- Battle of Kazzaz: Part of Qajar-Zand Wars
| Date | March 27, 1756 |
| Location | Kazzaz, Iran |
| Result | Qajar victory |

Belligerents
- Zand Iran: Qajars

Commanders and leaders
- Shaykh Ali Khan Zand Mohammad Khan Zand (POW): Mohammad Hasan Khan Qajar

Strength
- Smaller: Larger

= Battle of Kazzaz =

1756 battle

The Battle of Kazzaz was an engagement fought between the forces of Mohammad Hasan Khan Qajar, and the two Zand commanders Shaykh Ali Khan Zand and Mohammad Khan Zand. It ended in a crucial victory for the Qajars that allowed them to advance toward Isfahan, and unsuccessfully besiege the Zand capital of Shiraz.

== Background ==
After the expulsion of Azad Khan Afghan from both Shiraz and Isfahan at the hands of Karim Khan Zand, who defeated him at the Battle of Kamarej, Zand forces dispersed or went home, and mutinies took place in their ranks, particularly among disgruntled Arab musketeers who were kept in the encampments against their will with subpar pay.

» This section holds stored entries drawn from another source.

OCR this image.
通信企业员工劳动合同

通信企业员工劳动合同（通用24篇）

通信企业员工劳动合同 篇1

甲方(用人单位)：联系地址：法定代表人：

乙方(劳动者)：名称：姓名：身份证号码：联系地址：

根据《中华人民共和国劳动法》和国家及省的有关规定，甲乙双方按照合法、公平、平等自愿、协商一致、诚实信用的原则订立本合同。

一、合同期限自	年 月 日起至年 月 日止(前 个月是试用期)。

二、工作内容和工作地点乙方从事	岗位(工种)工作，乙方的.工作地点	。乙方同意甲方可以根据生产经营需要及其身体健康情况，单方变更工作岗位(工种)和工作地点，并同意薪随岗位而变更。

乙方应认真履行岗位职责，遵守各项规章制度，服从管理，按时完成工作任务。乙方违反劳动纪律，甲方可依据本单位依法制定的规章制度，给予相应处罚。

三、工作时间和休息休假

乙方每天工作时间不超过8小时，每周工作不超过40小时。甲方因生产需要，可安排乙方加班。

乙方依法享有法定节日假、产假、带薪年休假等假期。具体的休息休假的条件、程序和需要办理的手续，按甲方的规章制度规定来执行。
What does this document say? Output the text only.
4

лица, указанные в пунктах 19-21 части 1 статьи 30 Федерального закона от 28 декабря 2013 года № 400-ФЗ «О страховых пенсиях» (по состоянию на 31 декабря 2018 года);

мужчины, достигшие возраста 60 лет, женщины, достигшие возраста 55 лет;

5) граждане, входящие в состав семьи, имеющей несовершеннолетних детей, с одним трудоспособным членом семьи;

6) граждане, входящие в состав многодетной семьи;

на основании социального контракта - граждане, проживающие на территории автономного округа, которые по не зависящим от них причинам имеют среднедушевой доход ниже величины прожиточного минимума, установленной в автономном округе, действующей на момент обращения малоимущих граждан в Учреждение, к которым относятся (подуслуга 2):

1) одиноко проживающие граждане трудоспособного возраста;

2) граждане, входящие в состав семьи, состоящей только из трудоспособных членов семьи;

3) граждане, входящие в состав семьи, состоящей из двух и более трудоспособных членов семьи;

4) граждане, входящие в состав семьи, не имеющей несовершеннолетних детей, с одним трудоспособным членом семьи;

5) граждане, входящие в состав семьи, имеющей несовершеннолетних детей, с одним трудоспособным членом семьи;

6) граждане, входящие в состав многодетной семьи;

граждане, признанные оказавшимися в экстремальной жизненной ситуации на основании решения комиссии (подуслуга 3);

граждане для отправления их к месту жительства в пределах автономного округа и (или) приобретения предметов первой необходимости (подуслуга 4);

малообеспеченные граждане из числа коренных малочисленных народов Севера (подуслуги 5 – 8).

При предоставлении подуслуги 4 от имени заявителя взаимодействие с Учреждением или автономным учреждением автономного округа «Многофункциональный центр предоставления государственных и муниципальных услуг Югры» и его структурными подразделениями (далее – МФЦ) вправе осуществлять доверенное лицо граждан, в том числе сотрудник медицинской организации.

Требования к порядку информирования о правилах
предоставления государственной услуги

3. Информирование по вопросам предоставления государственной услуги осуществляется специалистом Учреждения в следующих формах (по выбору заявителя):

Karim knew an incursion by the burgeoning Mohammad Hasan Khan Qajar, who ruled the lands of Mazandaran, Gilan and Gorgan was imminent. He sent an ultimatum to Karim, offering to invest him as beglerbegi of Fars if he supported him in his campaigns in Iran. Karim adamantly rebuffed this, prompting Mohammad Hasan to march south toward Kashan. A Zand force led by Shaykh Ali Khan Zand and Mohammad Khan Zand materialized nearby and confronted them.

== Battle ==
The engagement took place on 27 March, 1756 northwest of Isfahan at the Sanjan region near Kazzaz. The Zands were heavily outnumbered and this caused their subsequent defeat by the seasoned and superior Qajar force, which was accompanied by musketeers levied in Astarabad. Mohammad Khan Zand was taken captive during the battle when his horse was shot under him; 4 of his officers were taken too. Shaykh Ali Khan escaped the catastrophe with 15 men and made it back to Isfahan.

== Aftermath ==
The defeat was a catastrophic blow that reversed the Zand reconquest efforts, and Karim was forced to flee Isfahan for Shiraz where he was cornered and unsuccessfully besieged by the Qajars. He later managed to return the defeat at Kazzaz to become the pre-eminent ruler in Iran. (Note: Mohammad Khan Zand later attempted to escape captivity after the failed Qajar siege of Shiraz, but was apprehended and executed in 1758.)